The 2024 Open Comunidad de Madrid was a professional tennis tournament played on clay courts. It was the 3rd edition of the tournament which was part of the 2024 ATP Challenger Tour. It took place in Madrid, Spain between 8 and 14 April 2024.
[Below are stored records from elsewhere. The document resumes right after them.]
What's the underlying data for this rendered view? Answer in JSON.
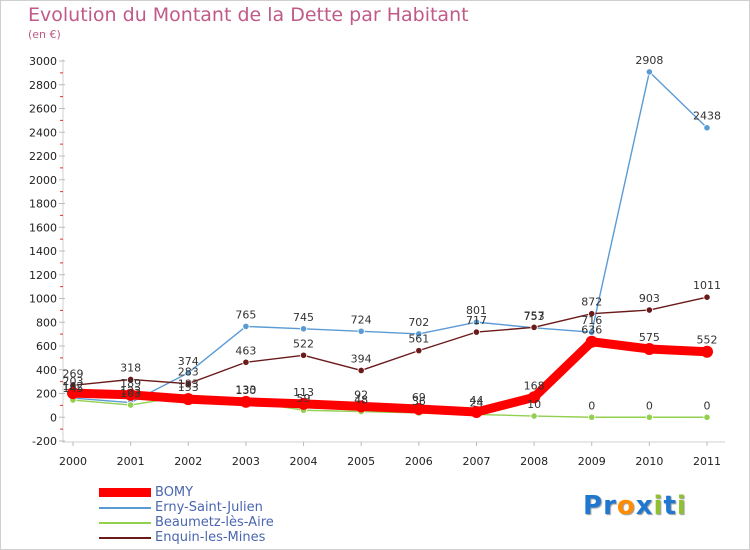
{
  "chart_data": {
    "type": "line",
    "title": "Evolution du Montant de la Dette par Habitant",
    "subtitle": "(en €)",
    "xlabel": "",
    "ylabel": "",
    "x": [
      "2000",
      "2001",
      "2002",
      "2003",
      "2004",
      "2005",
      "2006",
      "2007",
      "2008",
      "2009",
      "2010",
      "2011"
    ],
    "ylim": [
      -200,
      3000
    ],
    "yticks": [
      -200,
      0,
      200,
      400,
      600,
      800,
      1000,
      1200,
      1400,
      1600,
      1800,
      2000,
      2200,
      2400,
      2600,
      2800,
      3000
    ],
    "grid": false,
    "legend_position": "bottom-left",
    "series": [
      {
        "name": "BOMY",
        "color": "#ff0000",
        "values": [
          203,
          189,
          153,
          130,
          113,
          92,
          69,
          44,
          168,
          636,
          575,
          552
        ],
        "labels": [
          "203",
          "189",
          "153",
          "130",
          "113",
          "92",
          "69",
          "44",
          "168",
          "636",
          "575",
          "552"
        ]
      },
      {
        "name": "Erny-Saint-Julien",
        "color": "#5b9bd5",
        "values": [
          162,
          123,
          374,
          765,
          745,
          724,
          702,
          801,
          753,
          716,
          2908,
          2438
        ],
        "labels": [
          "162",
          "123",
          "374",
          "765",
          "745",
          "724",
          "702",
          "801",
          "753",
          "716",
          "2908",
          "2438"
        ]
      },
      {
        "name": "Beaumetz-lès-Aire",
        "color": "#92d050",
        "values": [
          145,
          103,
          183,
          133,
          59,
          48,
          36,
          24,
          10,
          0,
          0,
          0
        ],
        "labels": [
          "145",
          "103",
          "183",
          "133",
          "59",
          "48",
          "36",
          "24",
          "10",
          "0",
          "0",
          "0"
        ]
      },
      {
        "name": "Enquin-les-Mines",
        "color": "#6b1a1a",
        "values": [
          269,
          318,
          283,
          463,
          522,
          394,
          561,
          717,
          757,
          872,
          903,
          1011
        ],
        "labels": [
          "269",
          "318",
          "283",
          "463",
          "522",
          "394",
          "561",
          "717",
          "757",
          "872",
          "903",
          "1011"
        ]
      }
    ]
  },
  "brand": {
    "letters": [
      "P",
      "r",
      "o",
      "x",
      "i",
      "t",
      "i"
    ],
    "colors": [
      "#1f77d0",
      "#1f77d0",
      "#ff8c00",
      "#1f77d0",
      "#90c030",
      "#1f77d0",
      "#90c030"
    ]
  }
}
==Singles main-draw entrants==

===Seeds===

| Country | Player | Rank^{1} | Seed |
|---|---|---|---|
| JPN | Taro Daniel | 84 | 1 |
| ESP | Albert Ramos Viñolas | 103 | 2 |
| ARG | Camilo Ugo Carabelli | 106 | 3 |
| CHN | Shang Juncheng | 113 | 4 |
| CZE | Vít Kopřiva | 118 | 5 |
| AUT | Jurij Rodionov | 119 | 6 |
| FRA | Harold Mayot | 129 | 7 |
| KAZ | Mikhail Kukushkin | 139 | 8 |

- ^{1} Rankings are as of 1 April 2024.

===Other entrants===
The following players received wildcards into the singles main draw:
- ESP Martín Landaluce
- ESP Alejandro Moro Cañas
- ESP Albert Ramos Viñolas

The following player received entry into the singles main draw as a special exempt:
- DOM Nick Hardt

The following players received entry from the qualifying draw:
- ARG Guido Andreozzi
- PER Ignacio Buse
- SUI Marc-Andrea Hüsler
- ESP Daniel Rincón
- JOR Abdullah Shelbayh
- ESP Carlos Taberner

The following player received entry as a lucky loser:
- ITA Francesco Passaro

==Champions==

===Singles===

- ITA Stefano Napolitano def. SUI Leandro Riedi 6–3, 6–3.

===Doubles===

- FIN Harri Heliövaara / GBR Henry Patten def. ARG Guido Andreozzi / MEX Miguel Ángel Reyes-Varela 7–5, 7–6^{(7–1)}.